Estos "señores" del Gobierno parecen dispuestos a arrancar el
papel de las paredes de la casa común y pintarlas del color de sus miserias,
transformando leyes y reglamentos a su conveniencia, aún a sabiendas de que
todas esas barbaridades van a durar poco más de lo que duren ellos en el
convento. Lo han hecho con la reforma educativa, con la laboral, con tantas y
tantas leyes, burdas e injustas que han sacado adelante sin el más mínimo consenso
y, las más de las veces, con nocturnidad y alevosía.

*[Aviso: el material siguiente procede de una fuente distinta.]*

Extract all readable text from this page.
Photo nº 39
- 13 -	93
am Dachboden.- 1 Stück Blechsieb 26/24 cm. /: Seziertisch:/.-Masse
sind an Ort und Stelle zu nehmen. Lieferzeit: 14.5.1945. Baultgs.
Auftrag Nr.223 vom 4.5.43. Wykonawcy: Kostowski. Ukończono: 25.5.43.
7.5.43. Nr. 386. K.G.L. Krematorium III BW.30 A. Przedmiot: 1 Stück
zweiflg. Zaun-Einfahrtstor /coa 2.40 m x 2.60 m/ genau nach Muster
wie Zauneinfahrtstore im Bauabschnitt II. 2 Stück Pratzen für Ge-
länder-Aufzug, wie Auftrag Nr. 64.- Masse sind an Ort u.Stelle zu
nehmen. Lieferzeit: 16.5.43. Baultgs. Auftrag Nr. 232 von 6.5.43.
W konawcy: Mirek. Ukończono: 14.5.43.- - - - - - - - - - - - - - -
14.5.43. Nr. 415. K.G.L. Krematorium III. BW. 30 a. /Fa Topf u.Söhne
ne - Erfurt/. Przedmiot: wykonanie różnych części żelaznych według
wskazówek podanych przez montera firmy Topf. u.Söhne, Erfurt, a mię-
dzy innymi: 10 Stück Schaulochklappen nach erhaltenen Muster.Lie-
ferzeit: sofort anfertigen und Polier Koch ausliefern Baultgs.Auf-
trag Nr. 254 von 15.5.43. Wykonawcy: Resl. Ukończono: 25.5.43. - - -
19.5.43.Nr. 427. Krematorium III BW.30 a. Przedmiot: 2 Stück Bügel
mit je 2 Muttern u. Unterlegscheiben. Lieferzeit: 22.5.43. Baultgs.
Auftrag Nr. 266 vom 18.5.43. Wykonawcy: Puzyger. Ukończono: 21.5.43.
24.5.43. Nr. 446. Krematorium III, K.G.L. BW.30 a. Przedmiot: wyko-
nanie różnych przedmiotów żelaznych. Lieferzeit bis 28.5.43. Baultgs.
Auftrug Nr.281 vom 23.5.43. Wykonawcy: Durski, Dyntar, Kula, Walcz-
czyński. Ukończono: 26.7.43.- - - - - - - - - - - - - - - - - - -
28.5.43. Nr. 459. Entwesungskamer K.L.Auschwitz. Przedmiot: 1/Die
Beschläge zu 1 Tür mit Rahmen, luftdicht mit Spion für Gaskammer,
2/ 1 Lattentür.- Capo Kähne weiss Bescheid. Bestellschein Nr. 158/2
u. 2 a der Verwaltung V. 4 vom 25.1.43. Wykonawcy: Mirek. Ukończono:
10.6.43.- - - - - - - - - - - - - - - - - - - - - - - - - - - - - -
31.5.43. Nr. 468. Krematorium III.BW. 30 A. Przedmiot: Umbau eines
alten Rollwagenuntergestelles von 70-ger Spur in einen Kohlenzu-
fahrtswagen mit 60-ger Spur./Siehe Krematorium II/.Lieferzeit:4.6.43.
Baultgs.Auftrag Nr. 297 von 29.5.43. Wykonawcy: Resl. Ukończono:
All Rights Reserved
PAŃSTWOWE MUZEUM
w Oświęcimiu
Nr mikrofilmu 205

Ayer, volvieron a hacerlo. Y lo hicieron de forma
atropellada, casi casi descoordinada, como si, en ausencia de Mariano Rajoy, de
viaje en Alemania para recibir los parabienes de su guía espiritual, la
todopoderosa Angela Merkel, el polémico ex alcalde de Badalona, Xavier García
Albiol, candidato popular a las catalanas, hubiese tomado las riendas del
partido, con la misma prepotencia que quiso barrer de (inmigrantes) indeseables
las calles de su municipio, dando lugar a un espectáculo insólito y, cuando
menos, sonrojante.
Un espectáculo sonrojante porque no puede ser calificado de
otro modo el hecho de que un "extraño" al parlamento, porque García
Albiol no es ni tiene previsto ser diputado, se encargue de presentar, al menos
mediáticamente, un proyecto de ley tan desasosegante como el de ayer, con el
que se pretende dotar de capacidad sancionadora al Tribunal Constitucional, con
la aparente y única finalidad de castigar a un hipotético Artur Mas que, renovado
en la presidencia de Cataluña con la victoria de su lista Junts pel si, osase
dar los primeros pasos hacia la proclamación de la independencia de Cataluña.
He escrito aparente y lo he hecho porque soy de los que cree
que Mas no saldrá victorioso de este último envite y porque soy también de los
que cree que el único fin que persigue el PP con tamaño despropósito es el de
agitar el avispero catalán a la búsqueda del voto más montaraz y del miedo, una
vez que la desaparición del terrorismo etarra le ha dejado sin argumentos en
ese flanco.
Y lo ha hecho sin pensar, una vez más sin pensar, que, con
esta reforma hecha a la medida de dotarse de capacidad de castigo inmediato a
Aryur Mas, está reforzando el liderazgo del líder de Convergencia ya sin Unión,
ahora en horas bajas a causa de las evidencias de corrupción y financiación
ilegal de su partido. Lo ha hecho sin pensar en las consecuencias o, por el
contrario, midiéndolas cuidadosamente y a sabiendas de que un Artur Mas
reforzado y amenazante llevará al redil del miedo a centenares de miles de
votantes en la generales.
De modo que acabo desmontando el titular de esta entrada,
porque esta torpe reforma del Tribunal Constitucional que difícilmente pasaría
el filtro del organismo al que va destinada no es sino una "cagada",
eso sí, sacada de la chistera como un conejo, con el único fin de convertirse
en guardianes de las esencias y barrenderos de esa turbia idea de España que,
pese a muchos españoles, les mantiene.